143 Views Asked by At

I have a database record of around 1000000 paragraphs with around ~500 characters each. By reading all the records, I need to get the list of alphabet ordered by most to least used.

I mock the database reading by creating stream up to 1000000 then process the stream in parallel

final Map<Character, Long> charCountMap = new ConcurrentHashMap<>();
for (char c = 'a'; c <= 'z'; c++) {
    charCountMap.put(c, 0l);
}

System.out.println("Parallel Stream");
long start = System.currentTimeMillis();
Stream.iterate(0, i -> i).limit(1000000).parallel() //mock database stream
    .forEach(i-> RandomStringUtils.randomAlphanumeric(500)
    .toLowerCase().chars().mapToObj(c -> Character.valueOf((char) c)).filter(c -> c >= 97 && c <= 122)
    .forEach(c -> charCountMap.compute(c, (k, v) -> v + 1))); //update ConcurrentHashMap

long end = System.currentTimeMillis();
System.out.println("Parallel Stream time spent :" + (end - start));

System.out.println("Serial Stream"); start = System.currentTimeMillis();
Stream.iterate(0, i -> i).limit(1000000) //mock database stream
    .forEach(i-> RandomStringUtils.randomAlphanumeric(500)
    .toLowerCase().chars().mapToObj(c -> Character.valueOf((char) c)).filter(c -> c >= 97 && c <= 122)
    .forEach(c -> charCountMap.compute(c, (k, v) -> v + 1)));
end = System.currentTimeMillis();
System.out.println("Serial Stream time spent :" + (end - start));

I initially thought that parallel stream would be faster even with expected overhead for stream larger than 100,000. However, test shows that serial stream is ~5X faster than parallel even for 1,000,000 records.

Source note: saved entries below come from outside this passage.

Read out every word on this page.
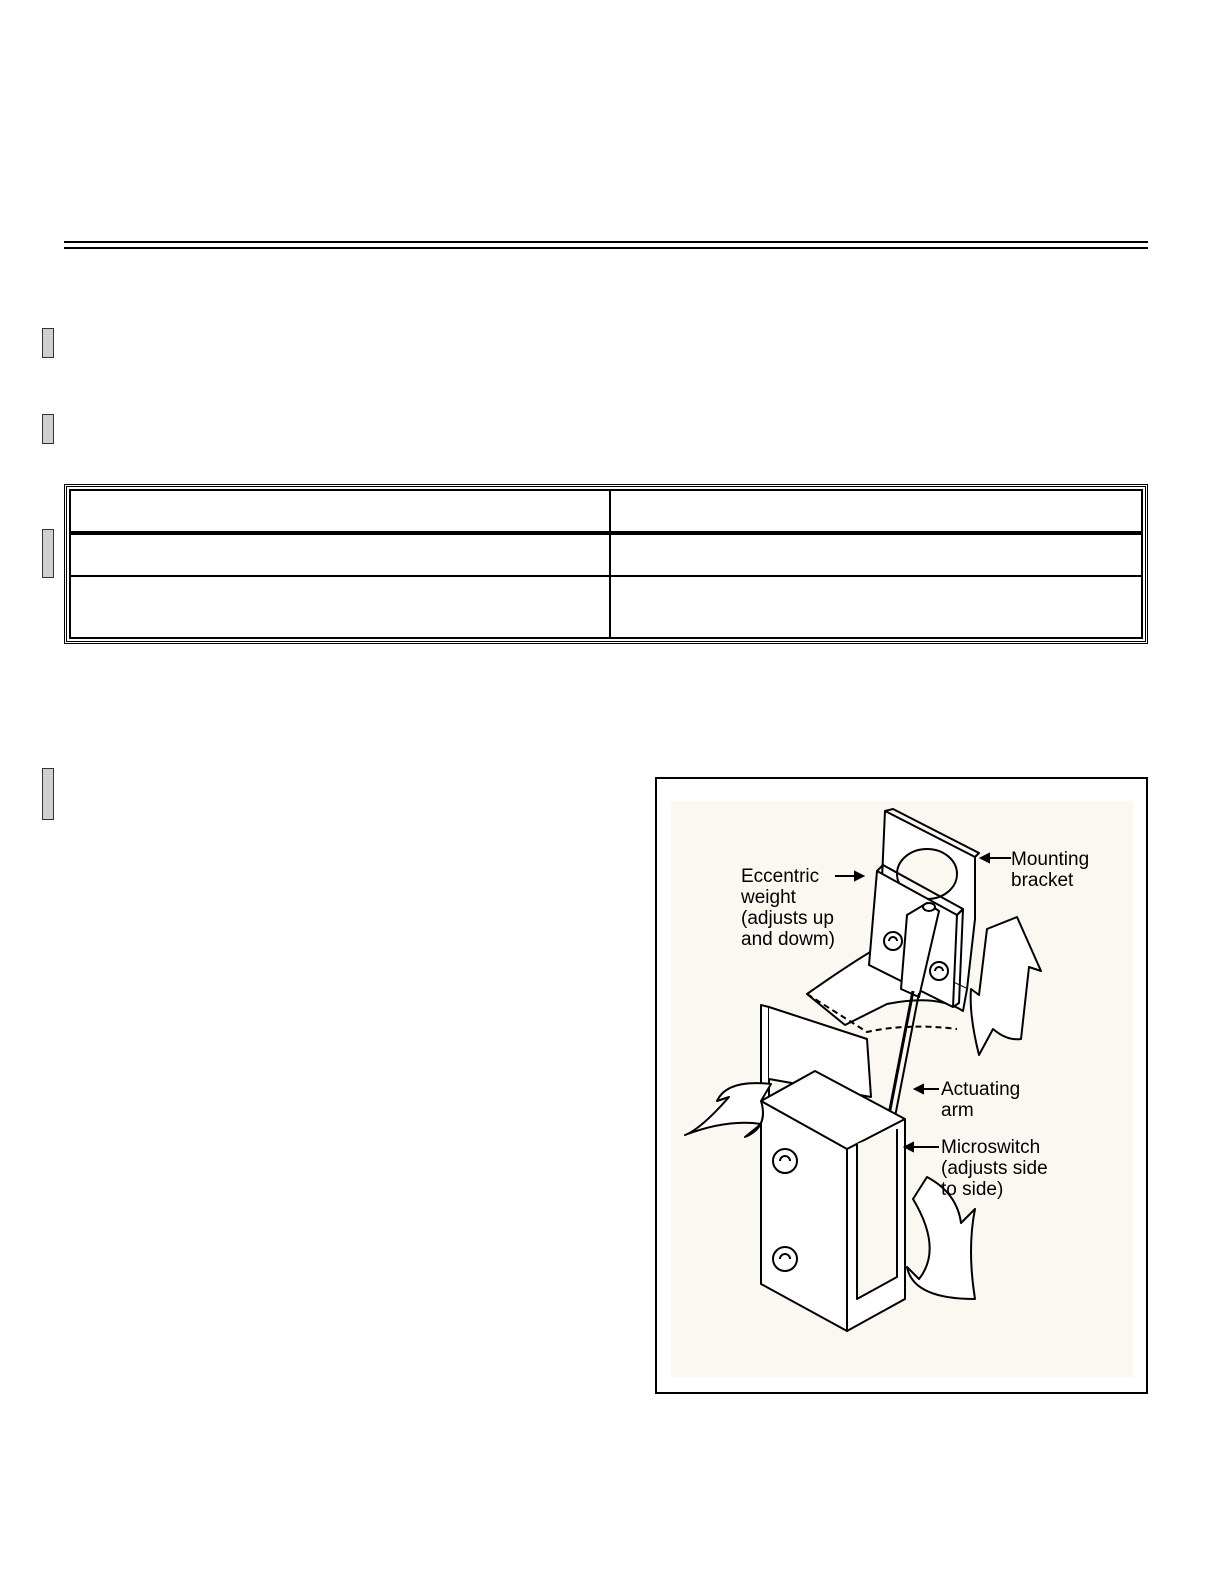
Eccentric
weight
(adjusts up
and dowm)
Mounting
bracket
Actuating
arm
Microswitch
(adjusts side
to side)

I suspected it was because of updating the ConcurrentHashMap. But when I removed it and change with empty function, there is still significant performance gap.

Is there something wrong in my database mock up call or the way I use parallel stream?

1

There are 1 best solutions below

0
On

Using RandomStringUtils.randomAlphanumeric(500) isn't suitable for use with parallel() as according to the code here it uses a static variable for the random string generation. Therefore all the calls from all the threads to generate a random string will have contention on the same underlying instance of Random:

private static final Random RANDOM = new Random();

Write your own random string generator which uses single instance of Random per thread or has use of java.util.concurrent.ThreadLocalRandom - this avoids contention on the random sequences. The same issue causes poor performance in this question before it was edited to use ThreadLocalRandom.

See javadoc for java.util.Random says:

Instances of java.util.Random  are threadsafe.
However, the concurrent use of the same java.util.Random 
instance across threads may encounter contention and consequent
poor performance. Consider instead using 
java.util.concurrent.ThreadLocalRandom in multithreaded
designs.